Benchit
This is a really simple benchmarking library thats return the running time of code. It supports asynchronous and synchronous code.
Usage
Synchronous code block
benchit.one ->
...
# (will return elapsed time in milliseconds)
Asynchronous code block
benchit.one (done) ->
...
done() # call when finished
, (elapsed) ->
console.log elapsed
Multiple code blocks
benchit.many
synchronousCode: ->
...
asynchronousCode: (done) ->
...
done() # call when finished
, (name, elapsed) -> console.log "#{name} elapsed: #{elapsed}ms"
###
Output:
synchronousCode elapsed: 100ms
asynchronousCode elapsed: 200ms
(note: 2nd parameter is optional)
###
Improvements to be made
- This is more of an educational activity at the moment. Benchmark.js is definitely the much better alternative to use, especially for testing across browsers.
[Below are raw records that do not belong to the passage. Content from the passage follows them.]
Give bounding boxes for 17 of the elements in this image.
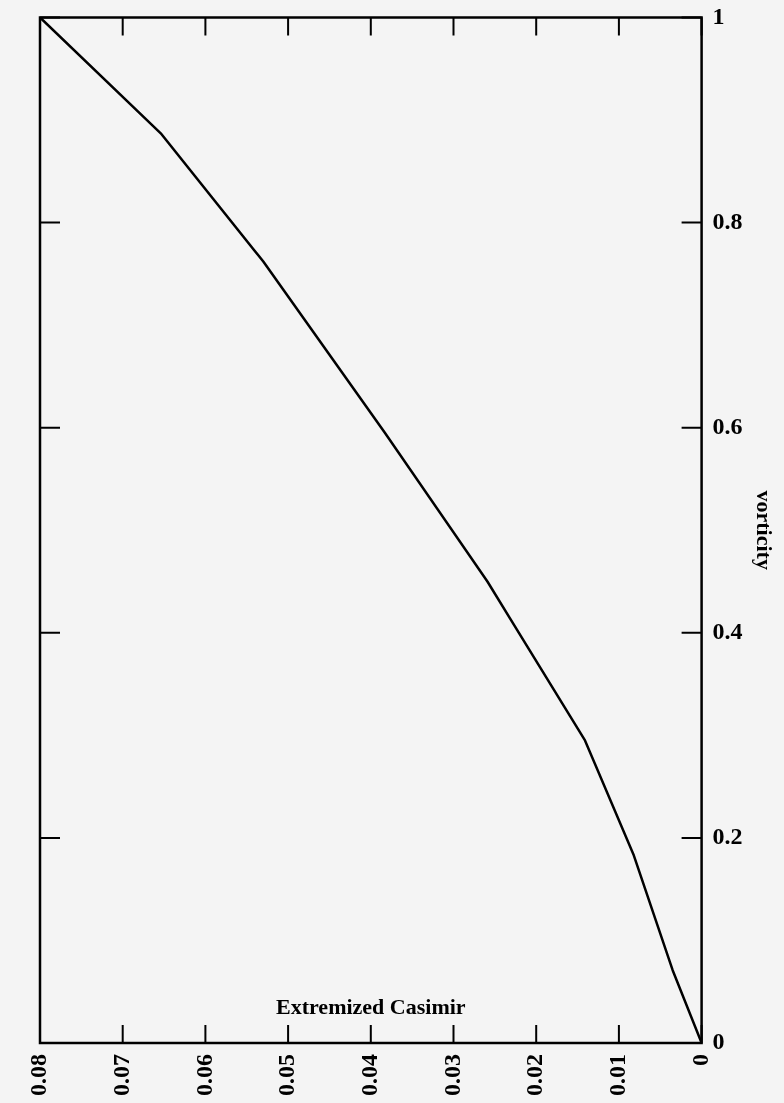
y-tick-label: 0.6 (712, 412, 743, 439)
x-tick-label: 0.02 (521, 1054, 548, 1096)
y-tick-label: 0.8 (712, 207, 743, 234)
x-tick-label: 0 (686, 1054, 713, 1066)
x-axis-title: Extremized Casimir (276, 993, 466, 1019)
x-tick-label: 0.07 (107, 1054, 134, 1096)
y-tick-label: 1 (712, 2, 725, 29)
x-tick-label: 0.01 (604, 1054, 631, 1096)
y-tick-label: 0.4 (712, 617, 743, 644)
x-tick-label: 0.03 (438, 1054, 465, 1096)
x-tick-label: 0.04 (356, 1054, 382, 1096)
x-tick-label: 0.08 (25, 1054, 52, 1096)
x-tick-label: 0.05 (273, 1054, 300, 1096)
y-tick-label: 0.2 (712, 823, 743, 850)
y-axis-title: vorticity (752, 490, 778, 570)
x-tick-label: 0.06 (190, 1054, 217, 1096)
y-tick-label: 0 (712, 1028, 725, 1055)
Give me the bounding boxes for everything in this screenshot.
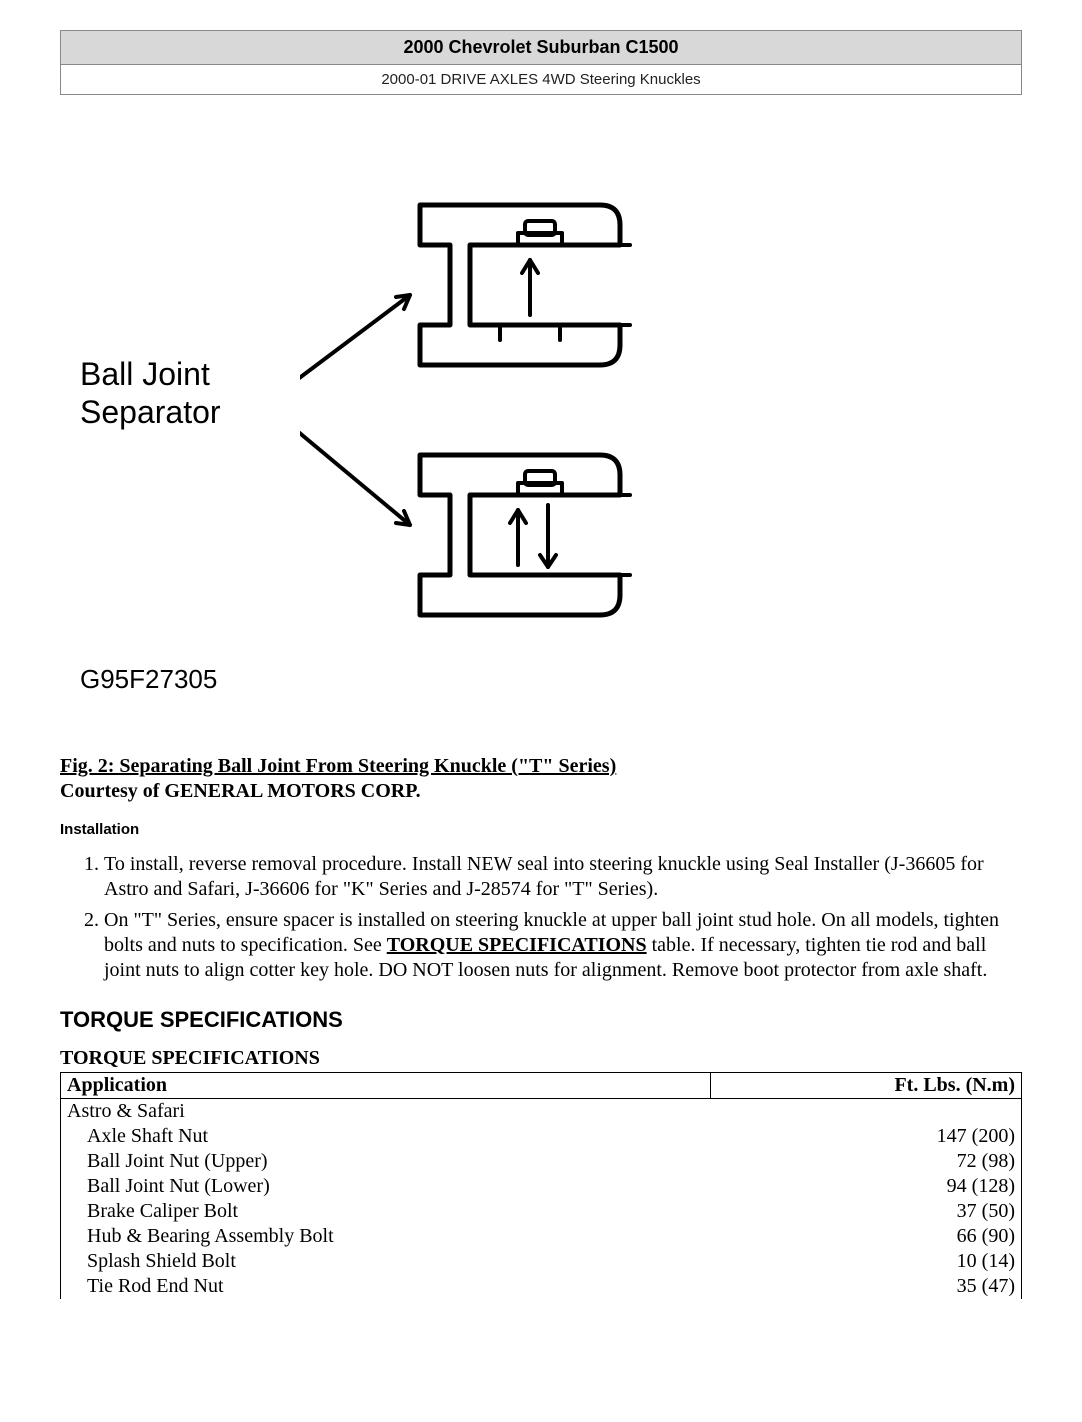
installation-steps: To install, reverse removal procedure. I… [60, 852, 1022, 983]
torque-section-heading: TORQUE SPECIFICATIONS [60, 1007, 1022, 1033]
spec-label: Tie Rod End Nut [61, 1274, 711, 1299]
table-row: Ball Joint Nut (Upper) 72 (98) [61, 1149, 1022, 1174]
group-value [711, 1099, 1022, 1125]
figure-label: Ball Joint Separator [80, 355, 221, 432]
torque-spec-link[interactable]: TORQUE SPECIFICATIONS [387, 934, 647, 956]
figure-courtesy: Courtesy of GENERAL MOTORS CORP. [60, 780, 1022, 803]
spec-label: Ball Joint Nut (Upper) [61, 1149, 711, 1174]
spec-value: 94 (128) [711, 1174, 1022, 1199]
spec-value: 10 (14) [711, 1249, 1022, 1274]
spec-label: Ball Joint Nut (Lower) [61, 1174, 711, 1199]
table-row: Tie Rod End Nut 35 (47) [61, 1274, 1022, 1299]
torque-table-title: TORQUE SPECIFICATIONS [60, 1047, 1022, 1070]
group-label: Astro & Safari [61, 1099, 711, 1125]
table-row: Axle Shaft Nut 147 (200) [61, 1124, 1022, 1149]
figure-code: G95F27305 [80, 664, 217, 695]
spec-value: 35 (47) [711, 1274, 1022, 1299]
header-subtitle: 2000-01 DRIVE AXLES 4WD Steering Knuckle… [61, 65, 1021, 94]
figure-label-line1: Ball Joint [80, 356, 210, 392]
table-header-row: Application Ft. Lbs. (N.m) [61, 1073, 1022, 1099]
figure-region: Ball Joint Separator G95F27305 [60, 175, 1022, 695]
install-step-2: On "T" Series, ensure spacer is installe… [104, 908, 1022, 983]
spec-value: 37 (50) [711, 1199, 1022, 1224]
header-title: 2000 Chevrolet Suburban C1500 [61, 31, 1021, 65]
table-row: Splash Shield Bolt 10 (14) [61, 1249, 1022, 1274]
figure-caption: Fig. 2: Separating Ball Joint From Steer… [60, 755, 1022, 778]
table-row: Astro & Safari [61, 1099, 1022, 1125]
spec-value: 147 (200) [711, 1124, 1022, 1149]
table-row: Hub & Bearing Assembly Bolt 66 (90) [61, 1224, 1022, 1249]
spec-value: 72 (98) [711, 1149, 1022, 1174]
spec-value: 66 (90) [711, 1224, 1022, 1249]
spec-label: Brake Caliper Bolt [61, 1199, 711, 1224]
installation-heading: Installation [60, 821, 1022, 838]
figure-label-line2: Separator [80, 394, 221, 430]
figure-caption-text: Fig. 2: Separating Ball Joint From Steer… [60, 755, 616, 777]
spec-label: Axle Shaft Nut [61, 1124, 711, 1149]
install-step-1: To install, reverse removal procedure. I… [104, 852, 1022, 902]
col-application: Application [61, 1073, 711, 1099]
table-row: Brake Caliper Bolt 37 (50) [61, 1199, 1022, 1224]
ball-joint-diagram [300, 175, 720, 655]
spec-label: Splash Shield Bolt [61, 1249, 711, 1274]
col-value: Ft. Lbs. (N.m) [711, 1073, 1022, 1099]
table-row: Ball Joint Nut (Lower) 94 (128) [61, 1174, 1022, 1199]
spec-label: Hub & Bearing Assembly Bolt [61, 1224, 711, 1249]
page-header: 2000 Chevrolet Suburban C1500 2000-01 DR… [60, 30, 1022, 95]
torque-table: Application Ft. Lbs. (N.m) Astro & Safar… [60, 1072, 1022, 1299]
- However it does suffer a weakness in that if one wanted to test something like sending larger packets across a network or sorting a larger list, there isn't a parameter passed to the function that tells the code to try with a larger "size". This is important since some algorithm running times increase exponentially with larger inputs as opposed to running the same algorithm with the same input multiple times.
- Ideally, what should happen is:
- Run each test case at a starting size.
- Increase the "size" until a certain amount of time has elapsed for any test case (let's say a second). The number of times it ran (i.e. iterations) is tracked, and sets the baseline so that any one test doesn't run too long.
- For each test case, run it for that number of iterations repeatedly until a number of seconds have passed (let's say 5-10 seconds).
- Return the average number of operations per second & standard deviation for each test case.
- However, what is preventing me from implementing this is that I'm still trying to understand what is meant by "statistical significance".
Discussion
- The function compilation feature in benchmark.js aims to make benchmarks more accurate, however as far as I know, the only extra cost in not inlining the test code into the loop is an extra function call, which is a constant time operation (as long as the same number of parameters are used for each call). I'm personally more interested in relative comparisons between code blocks, hence I'm most likely not going to implement this any time soon.